Joe thought of that, and the instant he found himself in the gorge, he moved promptly to one side, so that his companions could form in line of battle on his left—a manœuvre which they executed at double quick time.

"Great Scott! There's our cave," whispered Tom, who was so nearly overcome with amazement that he could scarcely speak plainly.

"And there's the ghost," chimed in Joe, pointing to a scarecrow in white raiment that lay prone on the rocks under a dense thicket. "Just take a look at its head! Those four loads of shot tore it almost to pieces."

But Tom and Bob did not stop to look at the ghost, for they were too busy taking notes of their surroundings while awaiting an onset from the owners of the camp. For it was a camp in which they found themselves, and everything in and about it seemed to indicate that it had been occupied for some length of time—two or three weeks at least.

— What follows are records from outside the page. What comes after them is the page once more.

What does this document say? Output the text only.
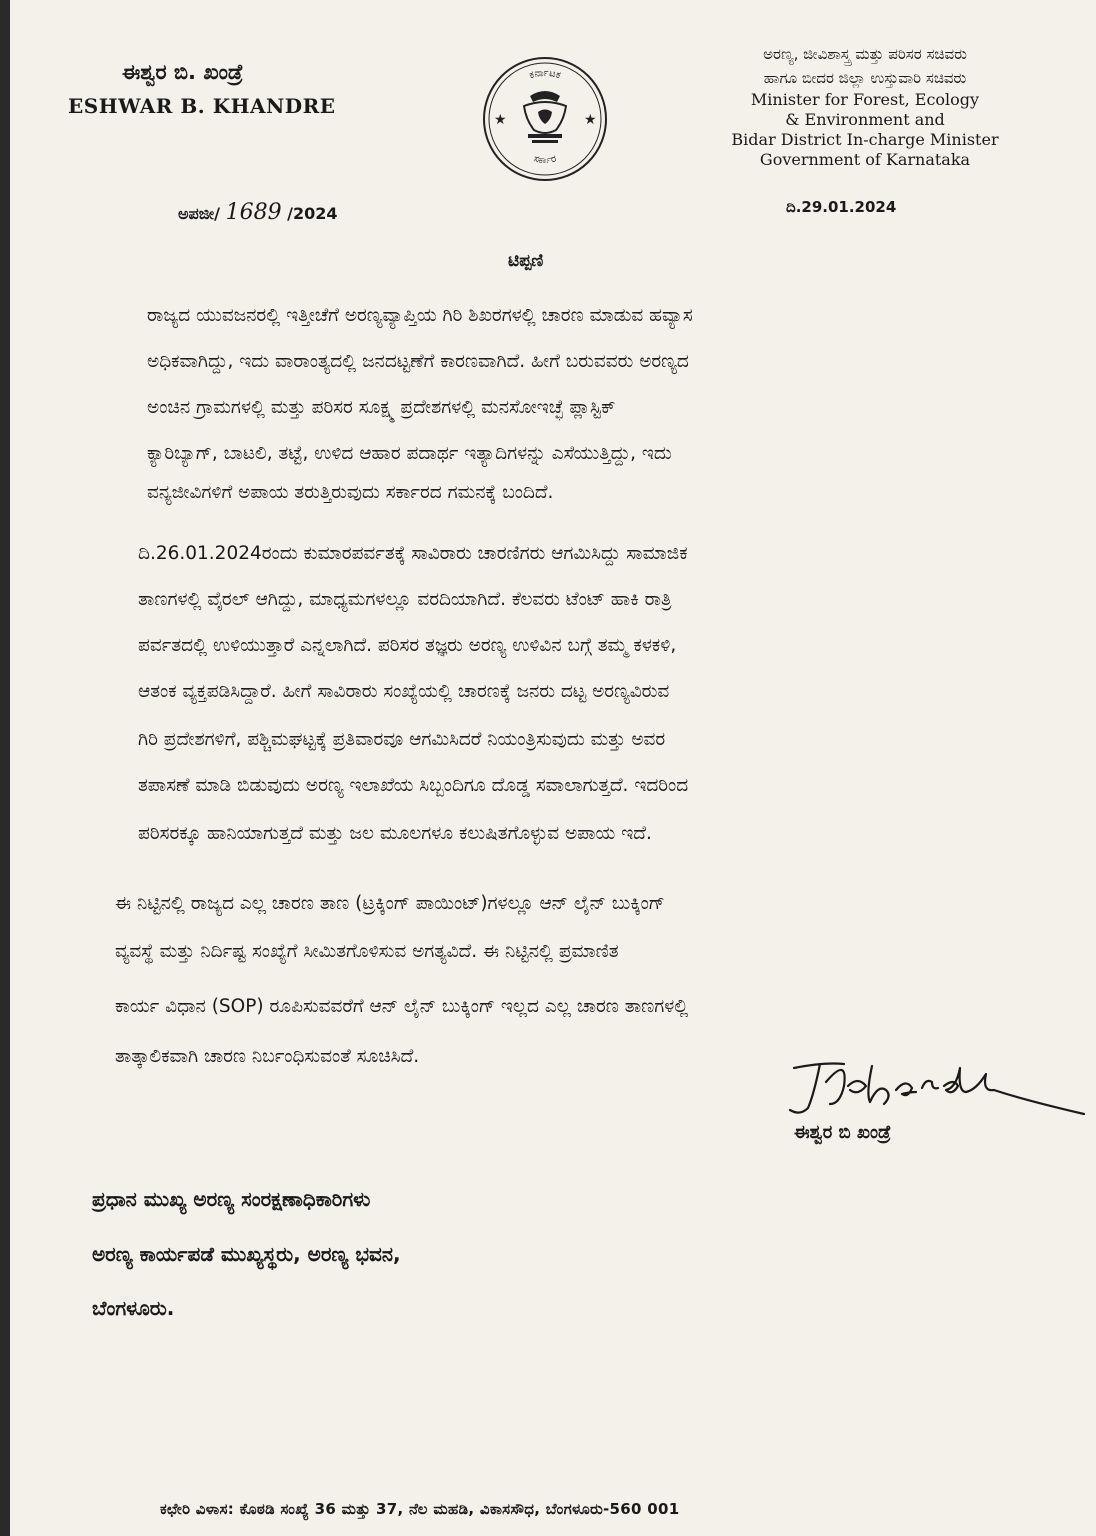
ಈಶ್ವರ ಬಿ. ಖಂಡ್ರೆ
ESHWAR B. KHANDRE
ಕರ್ನಾಟಕ
ಸರ್ಕಾರ
★	★
ಅರಣ್ಯ, ಜೀವಿಶಾಸ್ತ್ರ ಮತ್ತು ಪರಿಸರ ಸಚಿವರು
ಹಾಗೂ ಬೀದರ ಜಿಲ್ಲಾ ಉಸ್ತುವಾರಿ ಸಚಿವರು
Minister for Forest, Ecology
& Environment and
Bidar District In-charge Minister
Government of Karnataka
ಅಪಜೀ/ 1689 /2024	ದಿ.29.01.2024
ಟಿಪ್ಪಣಿ
ರಾಜ್ಯದ ಯುವಜನರಲ್ಲಿ ಇತ್ತೀಚೆಗೆ ಅರಣ್ಯವ್ಯಾಪ್ತಿಯ ಗಿರಿ ಶಿಖರಗಳಲ್ಲಿ ಚಾರಣ ಮಾಡುವ ಹವ್ಯಾಸ
ಅಧಿಕವಾಗಿದ್ದು, ಇದು ವಾರಾಂತ್ಯದಲ್ಲಿ ಜನದಟ್ಟಣೆಗೆ ಕಾರಣವಾಗಿದೆ. ಹೀಗೆ ಬರುವವರು ಅರಣ್ಯದ
ಅಂಚಿನ ಗ್ರಾಮಗಳಲ್ಲಿ ಮತ್ತು ಪರಿಸರ ಸೂಕ್ಷ್ಮ ಪ್ರದೇಶಗಳಲ್ಲಿ ಮನಸೋಇಚ್ಛೆ ಪ್ಲಾಸ್ಟಿಕ್
ಕ್ಯಾರಿಬ್ಯಾಗ್, ಬಾಟಲಿ, ತಟ್ಟೆ, ಉಳಿದ ಆಹಾರ ಪದಾರ್ಥ ಇತ್ಯಾದಿಗಳನ್ನು ಎಸೆಯುತ್ತಿದ್ದು, ಇದು
ವನ್ಯಜೀವಿಗಳಿಗೆ ಅಪಾಯ ತರುತ್ತಿರುವುದು ಸರ್ಕಾರದ ಗಮನಕ್ಕೆ ಬಂದಿದೆ.
ದಿ.26.01.2024ರಂದು ಕುಮಾರಪರ್ವತಕ್ಕೆ ಸಾವಿರಾರು ಚಾರಣಿಗರು ಆಗಮಿಸಿದ್ದು ಸಾಮಾಜಿಕ
ತಾಣಗಳಲ್ಲಿ ವೈರಲ್ ಆಗಿದ್ದು, ಮಾಧ್ಯಮಗಳಲ್ಲೂ ವರದಿಯಾಗಿದೆ. ಕೆಲವರು ಟೆಂಟ್ ಹಾಕಿ ರಾತ್ರಿ
ಪರ್ವತದಲ್ಲಿ ಉಳಿಯುತ್ತಾರೆ ಎನ್ನಲಾಗಿದೆ. ಪರಿಸರ ತಜ್ಞರು ಅರಣ್ಯ ಉಳಿವಿನ ಬಗ್ಗೆ ತಮ್ಮ ಕಳಕಳಿ,
ಆತಂಕ ವ್ಯಕ್ತಪಡಿಸಿದ್ದಾರೆ. ಹೀಗೆ ಸಾವಿರಾರು ಸಂಖ್ಯೆಯಲ್ಲಿ ಚಾರಣಕ್ಕೆ ಜನರು ದಟ್ಟ ಅರಣ್ಯವಿರುವ
ಗಿರಿ ಪ್ರದೇಶಗಳಿಗೆ, ಪಶ್ಚಿಮಘಟ್ಟಕ್ಕೆ ಪ್ರತಿವಾರವೂ ಆಗಮಿಸಿದರೆ ನಿಯಂತ್ರಿಸುವುದು ಮತ್ತು ಅವರ
ತಪಾಸಣೆ ಮಾಡಿ ಬಿಡುವುದು ಅರಣ್ಯ ಇಲಾಖೆಯ ಸಿಬ್ಬಂದಿಗೂ ದೊಡ್ಡ ಸವಾಲಾಗುತ್ತದೆ. ಇದರಿಂದ
ಪರಿಸರಕ್ಕೂ ಹಾನಿಯಾಗುತ್ತದೆ ಮತ್ತು ಜಲ ಮೂಲಗಳೂ ಕಲುಷಿತಗೊಳ್ಳುವ ಅಪಾಯ ಇದೆ.
ಈ ನಿಟ್ಟಿನಲ್ಲಿ ರಾಜ್ಯದ ಎಲ್ಲ ಚಾರಣ ತಾಣ (ಟ್ರಕ್ಕಿಂಗ್ ಪಾಯಿಂಟ್)ಗಳಲ್ಲೂ ಆನ್ ಲೈನ್ ಬುಕ್ಕಿಂಗ್
ವ್ಯವಸ್ಥೆ ಮತ್ತು ನಿರ್ದಿಷ್ಟ ಸಂಖ್ಯೆಗೆ ಸೀಮಿತಗೊಳಿಸುವ ಅಗತ್ಯವಿದೆ. ಈ ನಿಟ್ಟಿನಲ್ಲಿ ಪ್ರಮಾಣಿತ
ಕಾರ್ಯ ವಿಧಾನ (SOP) ರೂಪಿಸುವವರೆಗೆ ಆನ್ ಲೈನ್ ಬುಕ್ಕಿಂಗ್ ಇಲ್ಲದ ಎಲ್ಲ ಚಾರಣ ತಾಣಗಳಲ್ಲಿ
ತಾತ್ಕಾಲಿಕವಾಗಿ ಚಾರಣ ನಿರ್ಬಂಧಿಸುವಂತೆ ಸೂಚಿಸಿದೆ.
ಈಶ್ವರ ಬಿ ಖಂಡ್ರೆ
ಪ್ರಧಾನ ಮುಖ್ಯ ಅರಣ್ಯ ಸಂರಕ್ಷಣಾಧಿಕಾರಿಗಳು
ಅರಣ್ಯ ಕಾರ್ಯಪಡೆ ಮುಖ್ಯಸ್ಥರು, ಅರಣ್ಯ ಭವನ,
ಬೆಂಗಳೂರು.
ಕಛೇರಿ ವಿಳಾಸ: ಕೊಠಡಿ ಸಂಖ್ಯೆ 36 ಮತ್ತು 37, ನೆಲ ಮಹಡಿ, ವಿಕಾಸಸೌಧ, ಬೆಂಗಳೂರು-560 001
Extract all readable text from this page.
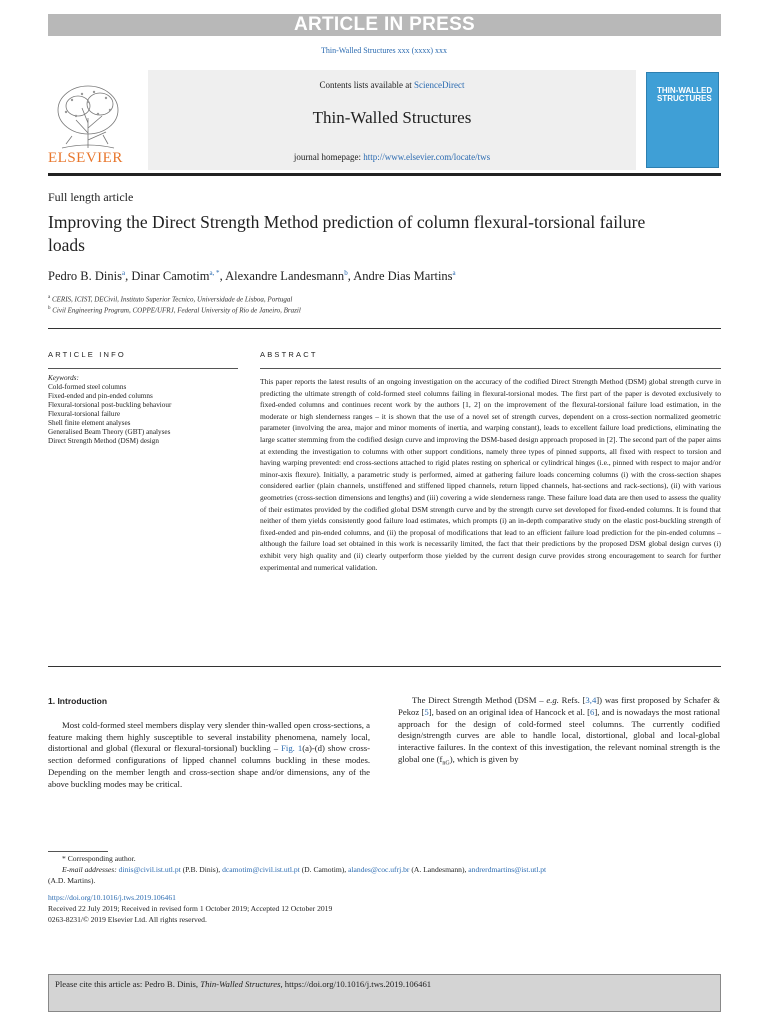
ARTICLE IN PRESS
Thin-Walled Structures xxx (xxxx) xxx
ELSEVIER
Contents lists available at ScienceDirect
Thin-Walled Structures
journal homepage: http://www.elsevier.com/locate/tws
THIN-WALLED
STRUCTURES
Full length article
Improving the Direct Strength Method prediction of column flexural-torsional failure loads
Pedro B. Dinis$^a$, Dinar Camotim$^{a, *}$, Alexandre Landesmann$^b$, Andre Dias Martins$^a$
$^a$ CERIS, ICIST, DECivil, Instituto Superior Tecnico, Universidade de Lisboa, Portugal
$^b$ Civil Engineering Program, COPPE/UFRJ, Federal University of Rio de Janeiro, Brazil
ARTICLE INFO	ABSTRACT
Keywords:
Cold-formed steel columns
Fixed-ended and pin-ended columns
Flexural-torsional post-buckling behaviour
Flexural-torsional failure
Shell finite element analyses
Generalised Beam Theory (GBT) analyses
Direct Strength Method (DSM) design
This paper reports the latest results of an ongoing investigation on the accuracy of the codified Direct Strength Method (DSM) global strength curve in predicting the ultimate strength of cold-formed steel columns failing in flexural-torsional modes. The first part of the paper is devoted exclusively to fixed-ended columns and continues recent work by the authors [1, 2] on the improvement of the flexural-torsional failure load estimation, in the moderate or high slenderness ranges – it is shown that the use of a novel set of strength curves, dependent on a cross-section normalized geometric parameter (involving the area, major and minor moments of inertia, and warping constant), leads to excellent failure load predictions, eliminating the large scatter stemming from the codified design curve and improving the DSM-based design approach proposed in [2]. The second part of the paper aims at extending the investigation to columns with other support conditions, namely three types of pinned supports, all fixed with respect to torsion and having warping prevented: end cross-sections attached to rigid plates resting on spherical or cylindrical hinges (i.e., pinned with respect to major and/or minor-axis flexure). Initially, a parametric study is performed, aimed at gathering failure loads concerning columns (i) with the cross-section shapes considered earlier (plain channels, unstiffened and stiffened lipped channels, return lipped channels, hat-sections and rack-sections), (ii) with various geometries (cross-section dimensions and lengths) and (iii) covering a wide slenderness range. These failure load data are then used to assess the quality of their estimates provided by the codified global DSM strength curve and by the strength curve set developed for fixed-ended columns. It is found that neither of them yields consistently good failure load estimates, which prompts (i) an in-depth comparative study on the elastic post-buckling strength of fixed-ended and pin-ended columns, and (ii) the proposal of modifications that lead to an efficient failure load prediction for the pin-ended columns – although the failure load set obtained in this work is necessarily limited, the fact that their predictions by the proposed DSM global design curves (i) exhibit very high quality and (ii) clearly outperform those yielded by the current design curve provides strong encouragement to search for further experimental and numerical validation.
1. Introduction
Most cold-formed steel members display very slender thin-walled open cross-sections, a feature making them highly susceptible to several instability phenomena, namely local, distortional and global (flexural or flexural-torsional) buckling – Fig. 1(a)-(d) show cross-section deformed configurations of lipped channel columns buckling in these modes. Depending on the member length and cross-section shape and/or dimensions, any of the above buckling modes may be critical.
The Direct Strength Method (DSM – e.g. Refs. [3,4]) was first proposed by Schafer & Pekoz [5], based on an original idea of Hancock et al. [6], and is nowadays the most rational approach for the design of cold-formed steel columns. The currently codified design/strength curves are able to handle local, distortional, global and local-global interactive failures. In the context of this investigation, the relevant nominal strength is the global one $(f_{nG})$, which is given by
* Corresponding author.
E-mail addresses: dinis@civil.ist.utl.pt (P.B. Dinis), dcamotim@civil.ist.utl.pt (D. Camotim), alandes@coc.ufrj.br (A. Landesmann), andrerdmartins@ist.utl.pt
(A.D. Martins).
https://doi.org/10.1016/j.tws.2019.106461
Received 22 July 2019; Received in revised form 1 October 2019; Accepted 12 October 2019
0263-8231/© 2019 Elsevier Ltd. All rights reserved.
Please cite this article as: Pedro B. Dinis, Thin-Walled Structures, https://doi.org/10.1016/j.tws.2019.106461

Tom's cave proved, upon closer inspection, to be something else—a rude but very comfortable shelter, in the building of which nature's handiwork had been improved upon by the ingenuity of man. The slanting roof, which for ten feet or more from the entrance was quite high enough to permit a tall man to stand upright, was the bottom of a huge rock, firmly embedded in the face of the overhanging bluff. The walls of the cabin, or whatever you choose to call it, were made of evergreens, which had been piled against the rock, top downward, to shed the rain; and that one little thing showed to the experienced eyes of the boys that the men who lived there were old campers.